Zhao Jiawei, Xie Lizhe, Gu Siqi, Qin Zihan, Zhang Yuning, Wang Zheng, Hu Yining
Southeast University, School of Cyber Science and Engineering, Nanjing, 210096, China.
Nanjing Medical University, Engineering Centre for Digital Medical Technology of Stomatology, Nanjing, 210029, China.
Sci Rep. 2025 Feb 12;15(1):5237. doi: 10.1038/s41598-025-89267-8.
Deep Neural Networks (DNNs) have been shown to be vulnerable to adversarial examples, significantly hindering the development of deep learning technologies in high-security domains. A key challenge is that current defense methods often lack universality, as they are effective only against certain types of adversarial attacks. This study addresses this challenge by focusing on analyzing adversarial examples through changes in model attention, and classifying attack algorithms into attention-shifting and attention-attenuation categories. Our main novelty lies in proposing two defense modules: the Feature Pyramid-based Attention Space-guided (FPAS) module to counter attention-shifting attacks, and the Attention-based Non-Local (ANL) module to mitigate attention-attenuation attacks. These modules enhance the model's defense capability with minimal intrusion into the original model. By integrating FPAS and ANL into the Wide-ResNet model within a boosting framework, we demonstrate their synergistic defense capability. Even when adversarial examples are embedded with patches, our models showed significant improvements over the baseline, enhancing the average defense rate by 5.47% and 7.74%, respectively. Extensive experiments confirm that this universal defense strategy offers comprehensive protection against adversarial attacks at a lower implementation cost compared to current mainstream defense methods, and is also adaptable for integration with existing defense strategies to further enhance adversarial robustness.

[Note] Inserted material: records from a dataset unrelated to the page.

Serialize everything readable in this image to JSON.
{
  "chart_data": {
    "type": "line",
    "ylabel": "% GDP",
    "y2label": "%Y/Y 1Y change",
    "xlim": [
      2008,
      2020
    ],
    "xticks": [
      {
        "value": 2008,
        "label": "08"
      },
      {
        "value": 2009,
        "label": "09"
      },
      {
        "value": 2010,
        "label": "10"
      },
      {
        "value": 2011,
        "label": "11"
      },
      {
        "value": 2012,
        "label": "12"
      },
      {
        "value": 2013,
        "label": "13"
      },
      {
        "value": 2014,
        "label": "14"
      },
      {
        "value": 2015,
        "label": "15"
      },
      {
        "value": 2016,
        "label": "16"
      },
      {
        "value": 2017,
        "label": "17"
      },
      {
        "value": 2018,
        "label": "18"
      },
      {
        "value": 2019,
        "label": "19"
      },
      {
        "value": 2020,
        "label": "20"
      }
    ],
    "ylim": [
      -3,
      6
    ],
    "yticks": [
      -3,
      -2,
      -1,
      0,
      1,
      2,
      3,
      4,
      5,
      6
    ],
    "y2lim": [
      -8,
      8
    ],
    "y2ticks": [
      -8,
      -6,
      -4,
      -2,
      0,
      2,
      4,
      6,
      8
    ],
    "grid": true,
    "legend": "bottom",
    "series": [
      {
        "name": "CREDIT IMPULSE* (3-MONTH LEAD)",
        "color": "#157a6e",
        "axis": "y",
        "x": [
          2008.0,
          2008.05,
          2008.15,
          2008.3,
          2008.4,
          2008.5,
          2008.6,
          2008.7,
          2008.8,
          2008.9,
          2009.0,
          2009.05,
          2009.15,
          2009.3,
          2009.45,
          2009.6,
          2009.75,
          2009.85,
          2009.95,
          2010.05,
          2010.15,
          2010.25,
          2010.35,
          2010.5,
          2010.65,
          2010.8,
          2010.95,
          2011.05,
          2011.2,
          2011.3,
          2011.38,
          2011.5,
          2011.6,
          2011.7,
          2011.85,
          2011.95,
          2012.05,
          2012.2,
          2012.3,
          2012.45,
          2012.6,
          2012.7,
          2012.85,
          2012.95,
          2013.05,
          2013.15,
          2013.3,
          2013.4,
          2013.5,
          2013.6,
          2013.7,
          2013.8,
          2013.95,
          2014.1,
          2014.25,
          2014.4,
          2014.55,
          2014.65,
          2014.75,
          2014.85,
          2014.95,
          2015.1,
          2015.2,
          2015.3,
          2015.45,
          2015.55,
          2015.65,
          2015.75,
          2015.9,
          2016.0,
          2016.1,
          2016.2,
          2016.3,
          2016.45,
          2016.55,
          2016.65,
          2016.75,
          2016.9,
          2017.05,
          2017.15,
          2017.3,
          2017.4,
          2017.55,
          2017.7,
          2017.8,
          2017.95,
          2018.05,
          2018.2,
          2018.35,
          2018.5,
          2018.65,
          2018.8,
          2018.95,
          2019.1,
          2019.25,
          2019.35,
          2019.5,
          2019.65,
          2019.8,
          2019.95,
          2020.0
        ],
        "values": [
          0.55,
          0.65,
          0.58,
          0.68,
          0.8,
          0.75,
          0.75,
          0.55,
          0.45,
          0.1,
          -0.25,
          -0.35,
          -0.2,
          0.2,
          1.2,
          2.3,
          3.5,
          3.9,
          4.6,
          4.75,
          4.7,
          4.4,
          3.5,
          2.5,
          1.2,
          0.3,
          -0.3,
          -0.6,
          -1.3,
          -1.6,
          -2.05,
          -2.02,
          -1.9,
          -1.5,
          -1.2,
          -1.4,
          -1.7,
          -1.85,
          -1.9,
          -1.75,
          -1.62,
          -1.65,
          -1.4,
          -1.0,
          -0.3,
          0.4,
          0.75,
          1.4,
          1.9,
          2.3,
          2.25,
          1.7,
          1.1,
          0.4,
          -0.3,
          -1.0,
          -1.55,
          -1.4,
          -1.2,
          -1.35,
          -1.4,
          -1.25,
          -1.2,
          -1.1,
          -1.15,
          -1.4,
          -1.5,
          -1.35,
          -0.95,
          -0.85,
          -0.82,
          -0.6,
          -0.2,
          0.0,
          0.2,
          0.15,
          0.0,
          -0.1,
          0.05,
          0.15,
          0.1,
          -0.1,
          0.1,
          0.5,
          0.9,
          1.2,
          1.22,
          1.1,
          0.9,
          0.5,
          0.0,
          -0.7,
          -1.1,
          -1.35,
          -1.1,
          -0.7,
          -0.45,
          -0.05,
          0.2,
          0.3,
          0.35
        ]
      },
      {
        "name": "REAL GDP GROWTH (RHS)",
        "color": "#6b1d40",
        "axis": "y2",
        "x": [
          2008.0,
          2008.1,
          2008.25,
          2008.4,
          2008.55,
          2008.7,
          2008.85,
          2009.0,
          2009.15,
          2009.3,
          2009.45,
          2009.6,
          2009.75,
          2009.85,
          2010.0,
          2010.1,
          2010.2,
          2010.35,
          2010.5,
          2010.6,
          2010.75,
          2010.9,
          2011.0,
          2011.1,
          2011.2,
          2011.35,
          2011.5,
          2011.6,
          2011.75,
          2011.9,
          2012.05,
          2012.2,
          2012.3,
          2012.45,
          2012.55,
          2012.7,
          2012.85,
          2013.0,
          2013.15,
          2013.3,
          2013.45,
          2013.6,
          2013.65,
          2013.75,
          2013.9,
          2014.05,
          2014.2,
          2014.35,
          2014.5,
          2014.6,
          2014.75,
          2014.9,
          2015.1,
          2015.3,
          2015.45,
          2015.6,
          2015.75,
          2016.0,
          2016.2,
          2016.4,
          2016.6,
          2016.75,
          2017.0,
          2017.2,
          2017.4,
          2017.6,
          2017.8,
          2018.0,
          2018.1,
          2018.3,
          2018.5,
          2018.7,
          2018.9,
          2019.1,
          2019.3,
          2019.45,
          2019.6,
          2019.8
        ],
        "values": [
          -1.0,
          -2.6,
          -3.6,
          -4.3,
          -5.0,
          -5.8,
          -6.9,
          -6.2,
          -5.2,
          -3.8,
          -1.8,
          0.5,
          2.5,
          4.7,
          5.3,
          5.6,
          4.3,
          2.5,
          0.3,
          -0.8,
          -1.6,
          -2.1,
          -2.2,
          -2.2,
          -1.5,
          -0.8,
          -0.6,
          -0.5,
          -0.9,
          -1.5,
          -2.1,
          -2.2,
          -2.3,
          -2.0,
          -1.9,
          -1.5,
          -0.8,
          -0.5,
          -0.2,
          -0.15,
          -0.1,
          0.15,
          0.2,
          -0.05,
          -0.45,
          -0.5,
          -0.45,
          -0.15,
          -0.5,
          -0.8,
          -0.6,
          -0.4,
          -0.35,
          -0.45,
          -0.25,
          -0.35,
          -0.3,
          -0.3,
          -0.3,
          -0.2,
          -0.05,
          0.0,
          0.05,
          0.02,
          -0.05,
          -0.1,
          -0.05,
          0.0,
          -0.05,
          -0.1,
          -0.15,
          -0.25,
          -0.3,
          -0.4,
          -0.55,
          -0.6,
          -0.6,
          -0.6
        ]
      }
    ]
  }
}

深度神经网络(DNN)已被证明容易受到对抗样本的攻击,这严重阻碍了深度学习技术在高安全领域的发展。一个关键挑战是,当前的防御方法往往缺乏通用性,因为它们仅对某些类型的对抗攻击有效。本研究通过关注模型注意力变化来分析对抗样本,并将攻击算法分为注意力转移和注意力衰减两类,从而应对这一挑战。我们的主要创新点在于提出了两个防御模块:基于特征金字塔的注意力空间引导(FPAS)模块,用于对抗注意力转移攻击;以及基于注意力的非局部(ANL)模块,用于减轻注意力衰减攻击。这些模块以最小程度侵入原始模型的方式增强了模型的防御能力。通过在增强框架中将FPAS和ANL集成到宽残差网络(Wide-ResNet)模型中,我们展示了它们的协同防御能力。即使对抗样本嵌入了补丁,我们的模型相对于基线也有显著改进,平均防御率分别提高了5.47%和7.74%。大量实验证实,与当前主流防御方法相比,这种通用防御策略以较低的实现成本提供了针对对抗攻击的全面保护,并且还适用于与现有防御策略集成,以进一步增强对抗鲁棒性。